The Practice Environment
Quiet Environment: Practicing takes a lot of focus. Minimizing distractions will help your child stay on task and pay closer attention to how they are playing.
Music Stand: Having a music stand will help greatly. It allows your child to feel as if they are in a environment closer to their classroom and leads to greater position and posture. If your child is practicing with music leaning off of a chair or table, they tend to lean forward which damages their technique.
Metronome: A metronome is a device that will keep a steady beat. Today, there are many options available. In addition to traditional metronomes, which can be purchased at a local music store, there are some fantastic apps that can be found on smart phones and tablets.

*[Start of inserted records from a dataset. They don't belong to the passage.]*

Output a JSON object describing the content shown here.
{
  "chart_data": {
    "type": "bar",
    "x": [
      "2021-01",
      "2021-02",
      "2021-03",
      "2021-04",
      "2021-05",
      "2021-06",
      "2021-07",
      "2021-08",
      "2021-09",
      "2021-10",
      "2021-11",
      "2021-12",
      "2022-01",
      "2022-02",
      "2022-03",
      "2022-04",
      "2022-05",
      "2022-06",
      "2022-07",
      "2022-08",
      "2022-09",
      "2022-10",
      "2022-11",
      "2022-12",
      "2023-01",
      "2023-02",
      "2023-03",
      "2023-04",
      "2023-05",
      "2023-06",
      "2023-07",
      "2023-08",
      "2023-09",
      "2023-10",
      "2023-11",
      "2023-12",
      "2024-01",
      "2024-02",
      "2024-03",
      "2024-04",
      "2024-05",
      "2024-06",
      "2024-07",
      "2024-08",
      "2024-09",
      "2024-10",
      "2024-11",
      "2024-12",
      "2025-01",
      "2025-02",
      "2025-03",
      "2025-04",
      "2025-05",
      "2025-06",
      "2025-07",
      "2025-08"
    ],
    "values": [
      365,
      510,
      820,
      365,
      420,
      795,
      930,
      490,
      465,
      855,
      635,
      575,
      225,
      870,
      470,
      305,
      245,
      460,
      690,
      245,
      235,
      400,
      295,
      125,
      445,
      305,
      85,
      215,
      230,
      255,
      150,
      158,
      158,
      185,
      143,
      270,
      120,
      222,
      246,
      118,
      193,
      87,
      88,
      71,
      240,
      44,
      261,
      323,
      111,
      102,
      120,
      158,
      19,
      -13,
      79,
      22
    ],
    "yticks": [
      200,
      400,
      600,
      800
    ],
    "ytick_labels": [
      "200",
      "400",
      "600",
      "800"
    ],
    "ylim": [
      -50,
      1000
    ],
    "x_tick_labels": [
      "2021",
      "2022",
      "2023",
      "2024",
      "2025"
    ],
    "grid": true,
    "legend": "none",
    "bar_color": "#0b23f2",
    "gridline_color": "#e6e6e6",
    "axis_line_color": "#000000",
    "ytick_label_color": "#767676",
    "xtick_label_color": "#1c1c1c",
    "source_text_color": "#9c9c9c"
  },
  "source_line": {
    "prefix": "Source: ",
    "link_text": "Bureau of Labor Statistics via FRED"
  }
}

Mirror: If possible, having a large mirror in the area can be very helpful. This will greatly help your child view their bow and see whether or not it is parallel to the bridge. Playing with a straight bow is imperative to getting a good sound.
How can you help?
Some parents have played a musical instruments before and feel very comfortable helping their child practice. Many parents, however, have not and feel uncomfortable trying to help. Even if you have never picked up an instrument, there are many things you can do.
Setting up a Routine:
Having a specific time of day to practice is a great way to start. For example, when a child knows they are to practice for 20 minutes every day from 5:00-5:20, it quickly becomes part of their daily routine and increases focus during that time.
Helping your child set goals each day or week can be very helpful. It’s common for students to practice only the parts of a piece they are already confident with and skip the hard parts. One thing you can do is ask them to start with an a section they feel confident with, then spend 5-10 minutes on an difficult section, and then end with something easy.
If you notice your child struggling, ask them what is hard about it. They often have a very good idea of what is causing them trouble. Having them break it down and verbalize it can help them work out a strategy to go about fixing it. You may not always understand what they say, but just getting them to work it out mentally will benefit them greatly.
Encouragement is incredibly important. Learning a musical instrument is very hard work and simply saying “that sounds better today” or “don’t worry, I know you’ll get it” can go a long way.
Asking your child to play for friends or family is great way to help them practice for something. It allows them to see what it’s like to play under pressure and shows them how rewarding it can be to put on a performance.
If your hear crunch:
A crunch sound most often comes from too much pressure on the bow. A lot of students think this means they need to apply more rosin, but that’s not the case. Rosin is only used if there is very little or no sound coming from the bow. Ask them to first check and see if their bow hold is correct, ask them if they are on the right string, and then see if their bow is straight. It should be parallel with the bridge.
If it doesn’t sound right:
This might be because your child is struggling with reading the notes. Ask them to tell you what the notes are and if they respond too slowly or not at all, then that might be the issue. The best way to practice note memorization is using the exercises I have set up on the website. You may click here to access them.
If your child gets frustrated:
Setting goals is a great way to help with this, but sometimes, the best thing to do is to slow it down or take a break. Many times, they try to play things too fast. All of their notes and rhythms can and should be played very slowly. This is where having a metronome can really help. They can start slow and then slowly speed it up. If your child has become too upset though, they should take a break. Playing upset with cause them to lose focus and then everything will become more difficult.
If you are ever at a loss, please contact me and I would be more than happy to help you in any way I can. Your child should learn to enjoy practicing their instrument and though it will be hard, it should never feel like work. Practicing should be something they look forward to and the amount of quality time they put in, will directly influence their level of ability.